The tactic’s over a century old, and is nearly as old as the Labour party itself. It was first used in a ruling by the House of Lords in 1909 in what became known as ‘the Osborne Judgment’. Osborne was a member of the Amalgamated Society of Railway Servants, who objected to part of his union levy going to the Labour party. He therefore sought an injunction against the union, which was granted by the courts and upheld by the House of Lords when the union appealed. The Lords ruled that it was illegal, as there was no mention of political action as part of the objectives and functions of trade unions in the Trade Union Act of 1876. Pelling, in his ‘Short History of the Labour Party’, notes the devastating effect this had:

The decision crippled the party financially, and various attempts made by the unions to continue their support for the Labour Party on a voluntary basis collapsed in the face of the apathy of their members. The party with the support of the T.U.C. determined to secure legislation to reverse the decision. In the meantime, it had to fight the two general elections of 1910, and in both its dependence upon the Liberals was very obvious. In the January election, not a single member was returned against official Liberal opposition; the same was true of the December election except for two mining seats. (p. 24).
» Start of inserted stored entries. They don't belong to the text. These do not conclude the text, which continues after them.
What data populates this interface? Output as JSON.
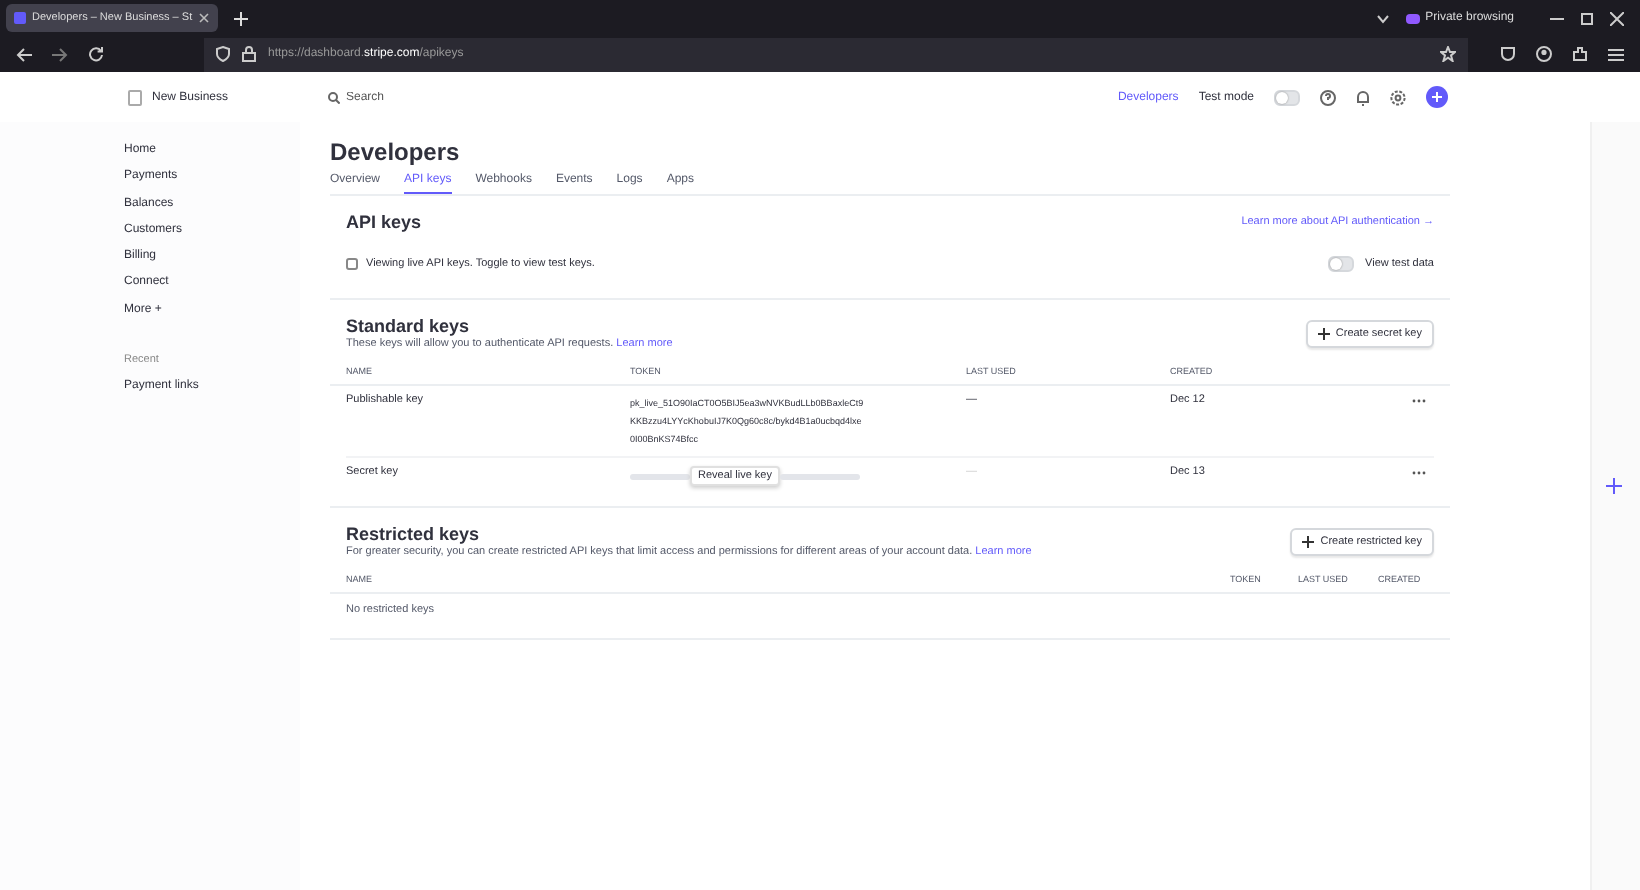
{
  "browser": {
    "tab_title": "Developers – New Business – St",
    "url_prefix": "https://dashboard.",
    "url_domain": "stripe.com",
    "url_path": "/apikeys",
    "private_label": "Private browsing"
  },
  "header": {
    "account": "New Business",
    "search_placeholder": "Search",
    "developers_link": "Developers",
    "test_mode": {
      "label": "Test mode",
      "on": false
    }
  },
  "sidebar": {
    "items": [
      {
        "label": "Home",
        "selected": false
      },
      {
        "label": "Payments",
        "selected": false
      },
      {
        "label": "Balances",
        "selected": false
      },
      {
        "label": "Customers",
        "selected": false
      },
      {
        "label": "Billing",
        "selected": false
      },
      {
        "label": "Connect",
        "selected": false
      },
      {
        "label": "More +",
        "selected": false
      }
    ],
    "recent_heading": "Recent",
    "recent_items": [
      "Payment links"
    ]
  },
  "page": {
    "title": "Developers",
    "tabs": [
      {
        "label": "Overview",
        "selected": false
      },
      {
        "label": "API keys",
        "selected": true
      },
      {
        "label": "Webhooks",
        "selected": false
      },
      {
        "label": "Events",
        "selected": false
      },
      {
        "label": "Logs",
        "selected": false
      },
      {
        "label": "Apps",
        "selected": false
      }
    ]
  },
  "api_keys": {
    "title": "API keys",
    "link": "Learn more about API authentication →",
    "notice": "Viewing live API keys. Toggle to view test keys.",
    "toggle": {
      "label": "View test data",
      "on": false
    }
  },
  "standard_keys": {
    "title": "Standard keys",
    "description": "These keys will allow you to authenticate API requests.",
    "link": "Learn more",
    "button": "Create secret key",
    "columns": [
      "NAME",
      "TOKEN",
      "LAST USED",
      "CREATED"
    ],
    "rows": [
      {
        "kind": "visible",
        "name": "Publishable key",
        "token_lines": [
          "pk_live_51O90IaCT0O5BIJ5ea3wNVKBudLLb0BBaxleCt9",
          "KKBzzu4LYYcKhobuIJ7K0Qg60c8c/bykd4B1a0ucbqd4lxe",
          "0I00BnKS74Bfcc"
        ],
        "last_used": "—",
        "created": "Dec 12"
      },
      {
        "kind": "masked",
        "name": "Secret key",
        "reveal": "Reveal live key",
        "last_used": "—",
        "created": "Dec 13"
      }
    ]
  },
  "restricted_keys": {
    "title": "Restricted keys",
    "description": "For greater security, you can create restricted API keys that limit access and permissions for different areas of your account data.",
    "link": "Learn more",
    "button": "Create restricted key",
    "columns": [
      "NAME",
      "TOKEN",
      "LAST USED",
      "CREATED"
    ],
    "empty": "No restricted keys"
  }
}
The judgment was fortunately eventually reversed, but the Tories have been trying to do the same ever since. This is the background for Cameron’s latest attack on the trade unions and their funding of the Labour party, and it too must go.
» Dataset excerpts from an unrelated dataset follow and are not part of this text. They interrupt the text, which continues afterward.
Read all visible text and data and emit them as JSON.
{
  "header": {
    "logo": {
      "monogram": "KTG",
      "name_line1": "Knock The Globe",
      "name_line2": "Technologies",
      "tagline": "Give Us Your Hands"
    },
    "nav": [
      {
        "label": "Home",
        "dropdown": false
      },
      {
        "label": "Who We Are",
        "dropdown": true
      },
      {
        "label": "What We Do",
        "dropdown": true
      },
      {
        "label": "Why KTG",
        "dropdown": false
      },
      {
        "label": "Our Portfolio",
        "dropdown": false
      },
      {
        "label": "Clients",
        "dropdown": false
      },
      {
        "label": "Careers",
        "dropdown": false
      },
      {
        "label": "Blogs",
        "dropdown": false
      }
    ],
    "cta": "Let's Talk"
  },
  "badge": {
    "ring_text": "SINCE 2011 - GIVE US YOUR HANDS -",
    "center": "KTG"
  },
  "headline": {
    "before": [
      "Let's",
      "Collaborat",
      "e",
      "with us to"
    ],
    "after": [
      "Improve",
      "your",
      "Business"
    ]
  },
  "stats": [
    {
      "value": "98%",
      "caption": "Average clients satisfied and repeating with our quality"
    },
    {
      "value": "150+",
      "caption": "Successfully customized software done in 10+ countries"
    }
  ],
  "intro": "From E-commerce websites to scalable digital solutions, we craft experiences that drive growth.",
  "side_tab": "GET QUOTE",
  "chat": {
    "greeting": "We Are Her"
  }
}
Vox Political: Jeremy Hunt Cancels Tory Fundraiser after Junior Doctors Threaten to Show Up

February 12, 2016

Jeremy Hunt’s parliamentary colleague, Ian Duncan Smith, has a long history of running and hiding from his critics. Faced with the prospect of meeting the victims of his wretched policies, the Spurious Major either runs and hides, or hides behind big men with guns. He’s hidden from protestors in laundry baskets in Scotland, run out the back door of a Job Centre in Bath, and scheduled his speech at a jobs fair run by his local Conservative party in Chingford for early in the morning, so he could get away before the proles arrived. And when he was called to speak to the parliamentary Work and Pensions Committee, he turned up surrounded by armed rozzers. And this idiot fancies himself as a leader of men.
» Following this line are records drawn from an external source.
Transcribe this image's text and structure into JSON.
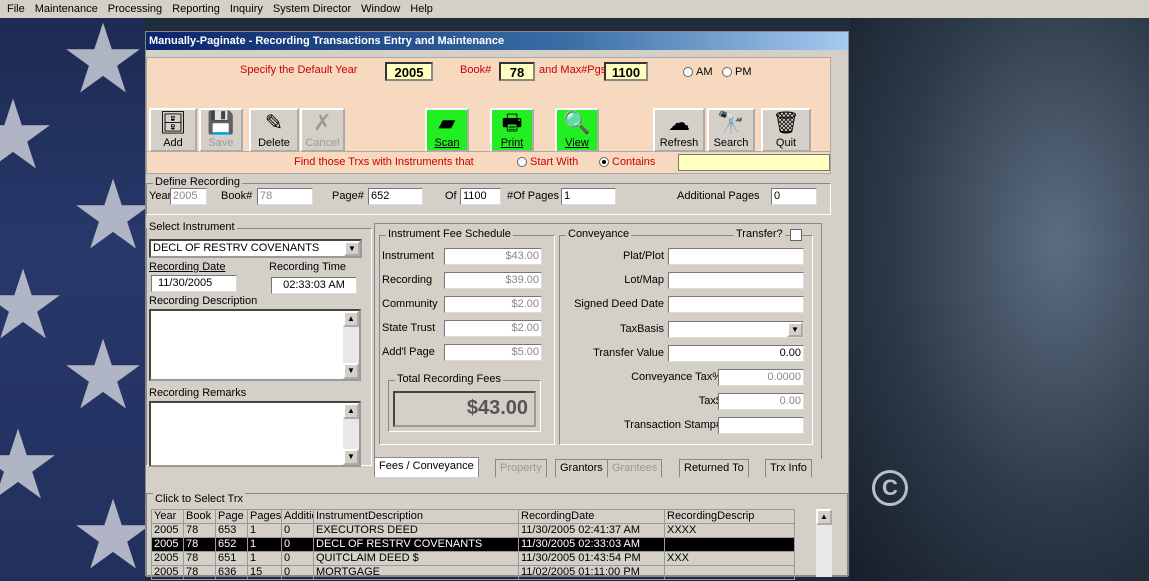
{
  "menu": [
    "File",
    "Maintenance",
    "Processing",
    "Reporting",
    "Inquiry",
    "System Director",
    "Window",
    "Help"
  ],
  "window": {
    "title": "Manually-Paginate - Recording Transactions Entry and Maintenance"
  },
  "top": {
    "year_label": "Specify the Default Year",
    "year": "2005",
    "book_label": "Book#",
    "book": "78",
    "maxpgs_label": "and Max#Pgs",
    "maxpgs": "1100",
    "am": "AM",
    "pm": "PM"
  },
  "toolbar": [
    {
      "label": "Add New",
      "icon": "cabinet-icon",
      "state": "normal"
    },
    {
      "label": "Save",
      "icon": "disk-icon",
      "state": "disabled"
    },
    {
      "label": "Delete",
      "icon": "eraser-icon",
      "state": "normal"
    },
    {
      "label": "Cancel",
      "icon": "cancel-icon",
      "state": "disabled"
    },
    {
      "label": "Scan",
      "icon": "scanner-icon",
      "state": "green"
    },
    {
      "label": "Print",
      "icon": "printer-icon",
      "state": "green"
    },
    {
      "label": "View",
      "icon": "view-icon",
      "state": "green"
    },
    {
      "label": "Refresh",
      "icon": "refresh-icon",
      "state": "normal"
    },
    {
      "label": "Search",
      "icon": "binoculars-icon",
      "state": "normal"
    },
    {
      "label": "Quit",
      "icon": "trash-icon",
      "state": "normal"
    }
  ],
  "find": {
    "label": "Find those Trxs with Instruments that",
    "start_with": "Start With",
    "contains": "Contains",
    "value": ""
  },
  "define": {
    "title": "Define Recording",
    "year_label": "Year",
    "year": "2005",
    "book_label": "Book#",
    "book": "78",
    "page_label": "Page#",
    "page": "652",
    "of_label": "Of",
    "of": "1100",
    "pages_label": "#Of Pages",
    "pages": "1",
    "addl_label": "Additional Pages",
    "addl": "0"
  },
  "instrument": {
    "title": "Select Instrument",
    "selected": "DECL OF RESTRV COVENANTS",
    "date_label": "Recording Date",
    "date": "11/30/2005",
    "time_label": "Recording Time",
    "time": "02:33:03 AM",
    "desc_label": "Recording Description",
    "remarks_label": "Recording Remarks"
  },
  "fees": {
    "title": "Instrument Fee Schedule",
    "rows": [
      {
        "label": "Instrument",
        "value": "$43.00"
      },
      {
        "label": "Recording",
        "value": "$39.00"
      },
      {
        "label": "Community",
        "value": "$2.00"
      },
      {
        "label": "State Trust",
        "value": "$2.00"
      },
      {
        "label": "Add'l Page",
        "value": "$5.00"
      }
    ],
    "total_label": "Total Recording Fees",
    "total": "$43.00"
  },
  "conveyance": {
    "title": "Conveyance",
    "transfer_label": "Transfer?",
    "plat_label": "Plat/Plot",
    "lot_label": "Lot/Map",
    "signed_label": "Signed Deed Date",
    "taxbasis_label": "TaxBasis",
    "transfer_value_label": "Transfer Value",
    "transfer_value": "0.00",
    "conv_tax_label": "Conveyance Tax%",
    "conv_tax": "0.0000",
    "tax_label": "Tax$",
    "tax": "0.00",
    "stamp_label": "Transaction Stamp#"
  },
  "tabs": [
    {
      "label": "Fees / Conveyance",
      "state": "active"
    },
    {
      "label": "Property",
      "state": "disabled"
    },
    {
      "label": "Grantors",
      "state": "normal"
    },
    {
      "label": "Grantees",
      "state": "disabled"
    },
    {
      "label": "Returned To",
      "state": "normal"
    },
    {
      "label": "Trx Info",
      "state": "normal"
    }
  ],
  "grid": {
    "title": "Click to Select Trx",
    "columns": [
      "Year",
      "Book",
      "Page",
      "Pages",
      "Additio",
      "InstrumentDescription",
      "RecordingDate",
      "RecordingDescrip"
    ],
    "rows": [
      [
        "2005",
        "78",
        "653",
        "1",
        "0",
        "EXECUTORS DEED",
        "11/30/2005 02:41:37 AM",
        "XXXX"
      ],
      [
        "2005",
        "78",
        "652",
        "1",
        "0",
        "DECL OF RESTRV COVENANTS",
        "11/30/2005 02:33:03 AM",
        ""
      ],
      [
        "2005",
        "78",
        "651",
        "1",
        "0",
        "QUITCLAIM DEED $",
        "11/30/2005 01:43:54 PM",
        "XXX"
      ],
      [
        "2005",
        "78",
        "636",
        "15",
        "0",
        "MORTGAGE",
        "11/02/2005 01:11:00 PM",
        ""
      ]
    ],
    "selected_index": 1
  }
}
Now, it seems, his habits have spread to Hunt. According to another article over at Vox Political, Hunt was due to appear at a fundraising event for Fairham Conservative Association. This was cancelled after news of the event and its location were circulated on social media, and junior doctors bought tickets. See

Mike points out that this clearly demonstrates how absolutely unpopular the new contracts are, even if it costs our junior medical professionals £15 a head to tell Hunt to his face.

This reminds me of the various incidents where teenagers have seen their homes comprehensively trashed after they made the mistake of telling the world they were holding a party on Facebook, and suffered an invasion of gatecrashers as a result. Except that this was an event that was open to the public, and the doctors bought tickets. They didn’t just turn up. For some reason, the Tories are putting on a lot of these fundraisers. They did one in the summer, where for a certain amount you could get to go on a nine mile run through the Pennines or the Yorkshire Dales with aIDS. I joked with a friend that I was prepared to go in for that, just to get the opportunity of pushing the dreadful man over a cliff.

But there is a more serious point underlying this: the Tories are clearly experiencing a problem with funding. The actual grassroots membership of the Tory party, easily the largest political party in the country at one time, has shrunk massively. Those that remain in the constituency party are angry that their views were ignored by the parliamentary leaders. This is partly due to Cameron, like Bliar and New Labour, taking the party’s ordinary supporters and voters for granted, and running around rich donors for funding instead. It’s bad for democracy, as it’s leading to the gradual withering away of political parties and their replacement by oligarchies funded and maintained by rich paymasters.

It’s another reason why the Tories hate the unions supporting Labour. They’ve always hated the unions and the union levy, but it means that Labour has a grassroots source of funding that they don’t. And it also means that they’re really afraid of Jeremy Corbyn. Apart from being left-wing, he’s also managed to bring tens of thousands more back to the Labour party.

Against this, the Tories put on cheese and nibbles parties, and hope the proles don’t attend.